In prospettiva la bellezza di un mondo senza macelli porterebbe però un colpo al valore socio-culturale delle produzioni locali da distinguere dagli allevamenti intensivi. La preoccupa? “In tutta sincerità, fonti alternative come legumi e frutta secca possono benissimo assicurare l’apporto proteico, ma la carne in vitro è un’opzione in più per introdurre variazioni in una dieta sostenibile e salutare”, riconosce Post, pratico della questione avendo una figlia vegetariana. “L’impatto più profondo lo avrà l’agricoltura per la produzione di foraggi. L’alimentazione per gli animali rappresenta un volume di affari 5 volte quello delle coltivazioni destinate agli umani”.

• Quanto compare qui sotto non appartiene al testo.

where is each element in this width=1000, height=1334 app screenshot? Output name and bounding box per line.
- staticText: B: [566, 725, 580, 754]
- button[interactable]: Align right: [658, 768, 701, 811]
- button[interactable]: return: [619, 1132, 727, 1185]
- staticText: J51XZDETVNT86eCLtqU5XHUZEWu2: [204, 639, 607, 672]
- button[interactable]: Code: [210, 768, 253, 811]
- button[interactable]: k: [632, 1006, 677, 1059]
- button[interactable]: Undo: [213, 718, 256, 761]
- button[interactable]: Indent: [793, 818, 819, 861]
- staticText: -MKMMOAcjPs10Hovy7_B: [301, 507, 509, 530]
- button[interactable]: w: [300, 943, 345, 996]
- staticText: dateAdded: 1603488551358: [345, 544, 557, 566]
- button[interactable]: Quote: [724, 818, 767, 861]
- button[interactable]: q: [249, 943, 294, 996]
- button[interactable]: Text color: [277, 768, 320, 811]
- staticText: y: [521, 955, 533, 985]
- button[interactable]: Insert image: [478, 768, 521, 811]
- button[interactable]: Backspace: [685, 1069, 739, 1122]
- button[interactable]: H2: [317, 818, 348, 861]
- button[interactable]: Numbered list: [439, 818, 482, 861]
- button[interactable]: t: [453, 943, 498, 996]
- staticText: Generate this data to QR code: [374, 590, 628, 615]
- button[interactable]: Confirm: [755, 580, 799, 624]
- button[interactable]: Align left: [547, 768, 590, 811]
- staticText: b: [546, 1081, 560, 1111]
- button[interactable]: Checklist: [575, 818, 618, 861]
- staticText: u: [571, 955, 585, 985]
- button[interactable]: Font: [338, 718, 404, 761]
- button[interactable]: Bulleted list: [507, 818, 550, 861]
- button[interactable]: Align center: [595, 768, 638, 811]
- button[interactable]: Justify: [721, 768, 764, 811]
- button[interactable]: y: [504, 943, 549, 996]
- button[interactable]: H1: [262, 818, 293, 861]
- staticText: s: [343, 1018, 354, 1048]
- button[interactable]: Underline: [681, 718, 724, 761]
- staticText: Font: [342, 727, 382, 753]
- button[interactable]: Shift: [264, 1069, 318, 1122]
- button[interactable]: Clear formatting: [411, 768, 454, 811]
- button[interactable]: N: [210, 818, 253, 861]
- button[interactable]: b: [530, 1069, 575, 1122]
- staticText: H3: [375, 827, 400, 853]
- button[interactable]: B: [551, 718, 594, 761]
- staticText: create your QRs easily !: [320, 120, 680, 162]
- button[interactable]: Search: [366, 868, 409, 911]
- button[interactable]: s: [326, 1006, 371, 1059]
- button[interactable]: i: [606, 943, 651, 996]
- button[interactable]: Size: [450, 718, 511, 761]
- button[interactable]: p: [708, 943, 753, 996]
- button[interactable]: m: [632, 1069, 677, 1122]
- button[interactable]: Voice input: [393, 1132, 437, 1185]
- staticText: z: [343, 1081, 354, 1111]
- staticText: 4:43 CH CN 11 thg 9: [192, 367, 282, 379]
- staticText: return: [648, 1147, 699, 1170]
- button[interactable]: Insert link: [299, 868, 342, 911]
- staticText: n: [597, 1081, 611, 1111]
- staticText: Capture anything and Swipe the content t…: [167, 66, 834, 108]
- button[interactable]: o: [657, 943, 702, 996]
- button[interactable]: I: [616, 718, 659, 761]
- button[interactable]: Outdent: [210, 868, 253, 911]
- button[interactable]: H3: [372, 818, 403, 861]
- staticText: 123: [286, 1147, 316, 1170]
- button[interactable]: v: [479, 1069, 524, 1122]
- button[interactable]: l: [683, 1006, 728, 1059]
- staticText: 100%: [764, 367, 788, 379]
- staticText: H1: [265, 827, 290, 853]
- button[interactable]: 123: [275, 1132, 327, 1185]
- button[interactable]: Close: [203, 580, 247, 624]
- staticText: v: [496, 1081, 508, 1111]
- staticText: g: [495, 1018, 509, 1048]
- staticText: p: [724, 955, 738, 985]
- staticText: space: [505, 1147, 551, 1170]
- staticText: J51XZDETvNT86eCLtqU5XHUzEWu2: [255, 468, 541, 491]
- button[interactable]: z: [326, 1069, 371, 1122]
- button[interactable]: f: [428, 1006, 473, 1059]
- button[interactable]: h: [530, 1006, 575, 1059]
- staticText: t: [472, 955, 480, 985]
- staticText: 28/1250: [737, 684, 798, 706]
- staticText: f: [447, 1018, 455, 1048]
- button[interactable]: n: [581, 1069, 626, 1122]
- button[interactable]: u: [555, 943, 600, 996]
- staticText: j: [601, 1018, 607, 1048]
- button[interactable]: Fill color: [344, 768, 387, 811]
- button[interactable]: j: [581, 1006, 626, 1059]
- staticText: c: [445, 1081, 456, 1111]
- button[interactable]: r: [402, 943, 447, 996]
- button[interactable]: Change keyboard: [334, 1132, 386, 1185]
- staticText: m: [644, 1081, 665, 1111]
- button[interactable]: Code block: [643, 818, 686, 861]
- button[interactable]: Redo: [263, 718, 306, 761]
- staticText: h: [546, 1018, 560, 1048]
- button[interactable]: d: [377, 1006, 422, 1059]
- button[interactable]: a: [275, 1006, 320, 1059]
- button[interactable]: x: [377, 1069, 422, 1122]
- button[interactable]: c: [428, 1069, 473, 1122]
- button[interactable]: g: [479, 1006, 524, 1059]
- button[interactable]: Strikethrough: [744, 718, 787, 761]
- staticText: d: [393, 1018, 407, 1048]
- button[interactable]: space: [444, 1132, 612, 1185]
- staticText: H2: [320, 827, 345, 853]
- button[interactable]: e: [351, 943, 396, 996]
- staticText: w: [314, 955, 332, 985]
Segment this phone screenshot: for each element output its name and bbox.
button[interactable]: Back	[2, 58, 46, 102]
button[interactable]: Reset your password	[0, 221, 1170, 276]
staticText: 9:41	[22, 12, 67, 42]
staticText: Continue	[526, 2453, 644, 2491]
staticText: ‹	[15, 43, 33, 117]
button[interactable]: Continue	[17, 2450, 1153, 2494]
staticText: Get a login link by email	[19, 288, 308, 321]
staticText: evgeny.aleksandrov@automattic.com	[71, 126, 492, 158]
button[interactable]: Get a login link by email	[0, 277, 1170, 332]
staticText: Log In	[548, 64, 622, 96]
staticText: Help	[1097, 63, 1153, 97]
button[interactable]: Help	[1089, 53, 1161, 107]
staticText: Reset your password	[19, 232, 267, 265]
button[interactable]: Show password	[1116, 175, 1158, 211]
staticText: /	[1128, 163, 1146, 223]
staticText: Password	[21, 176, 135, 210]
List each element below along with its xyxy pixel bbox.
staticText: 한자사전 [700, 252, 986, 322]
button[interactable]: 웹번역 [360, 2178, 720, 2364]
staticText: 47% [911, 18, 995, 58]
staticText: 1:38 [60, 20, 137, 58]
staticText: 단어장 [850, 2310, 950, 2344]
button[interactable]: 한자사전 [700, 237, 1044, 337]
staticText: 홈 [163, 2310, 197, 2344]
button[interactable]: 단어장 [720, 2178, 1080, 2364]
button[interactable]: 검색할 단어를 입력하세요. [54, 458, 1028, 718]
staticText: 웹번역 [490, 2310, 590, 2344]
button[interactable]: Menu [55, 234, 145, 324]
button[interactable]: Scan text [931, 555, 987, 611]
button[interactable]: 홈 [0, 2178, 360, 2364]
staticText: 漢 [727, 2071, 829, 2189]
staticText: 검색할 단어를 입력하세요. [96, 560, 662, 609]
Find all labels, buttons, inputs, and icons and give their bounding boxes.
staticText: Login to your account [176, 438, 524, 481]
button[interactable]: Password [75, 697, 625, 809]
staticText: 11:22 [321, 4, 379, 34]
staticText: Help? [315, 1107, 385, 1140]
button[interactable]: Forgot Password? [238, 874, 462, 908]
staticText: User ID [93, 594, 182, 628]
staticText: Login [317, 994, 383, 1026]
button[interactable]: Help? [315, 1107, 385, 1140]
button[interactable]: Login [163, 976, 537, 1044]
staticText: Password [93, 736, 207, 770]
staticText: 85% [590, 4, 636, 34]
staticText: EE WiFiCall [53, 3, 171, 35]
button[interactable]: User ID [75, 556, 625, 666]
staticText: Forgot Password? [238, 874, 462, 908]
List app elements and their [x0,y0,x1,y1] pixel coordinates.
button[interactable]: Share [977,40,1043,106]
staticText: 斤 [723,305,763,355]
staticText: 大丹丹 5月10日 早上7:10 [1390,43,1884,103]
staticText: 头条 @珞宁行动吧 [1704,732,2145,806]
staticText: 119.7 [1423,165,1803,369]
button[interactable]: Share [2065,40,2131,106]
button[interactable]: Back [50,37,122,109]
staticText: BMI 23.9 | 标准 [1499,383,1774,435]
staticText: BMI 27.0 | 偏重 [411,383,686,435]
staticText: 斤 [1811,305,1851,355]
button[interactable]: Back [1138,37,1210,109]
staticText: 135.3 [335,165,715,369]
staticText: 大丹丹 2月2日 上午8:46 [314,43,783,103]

La carne in vitro è una delle più importanti innovazioni in campo alimentare del prossimo futuro e anche una promessa allineata con il sentire comune. “Tra 20 anni i nostri figli si chiederanno: possibile che i nostri genitori mangiassero animali? Certo non è ancora mainstream, ma oggi sono 27 le startup in campo (NdR anche Bill Gates e Sergey Brin co-fondatore di Google tra gli investitori) e si sono formate delle specializzazioni: pollame piuttosto che manzo e pecora.
Quando arriverà in commercio? “Non prima della fine dell’anno prossimo. Sono in corso le autorizzazioni delle autorità di controllo per la sicurezza alimentare”. Sembra fantascienza, ma la produzione di carne senza animali aveva già 88 anni fa un impensabile sostenitore. Correva l’anno 1931 e Winston Churchill espresse il suo sconcerto in merito all’assurdità di allevare un intero pollo per mangiarne una coscia o un’ala. “Non sarebbe più logico – profetizzò nel saggio Fifty Years Hence (Da qui ai prossimi 50 anni) – far crescere ogni parte separatamente?”. La nascita della chimica sintetica rendeva i suoi propositi avveniristici ma non inverosimili. Poi la sfida l’ha presa sul serio Mark Post.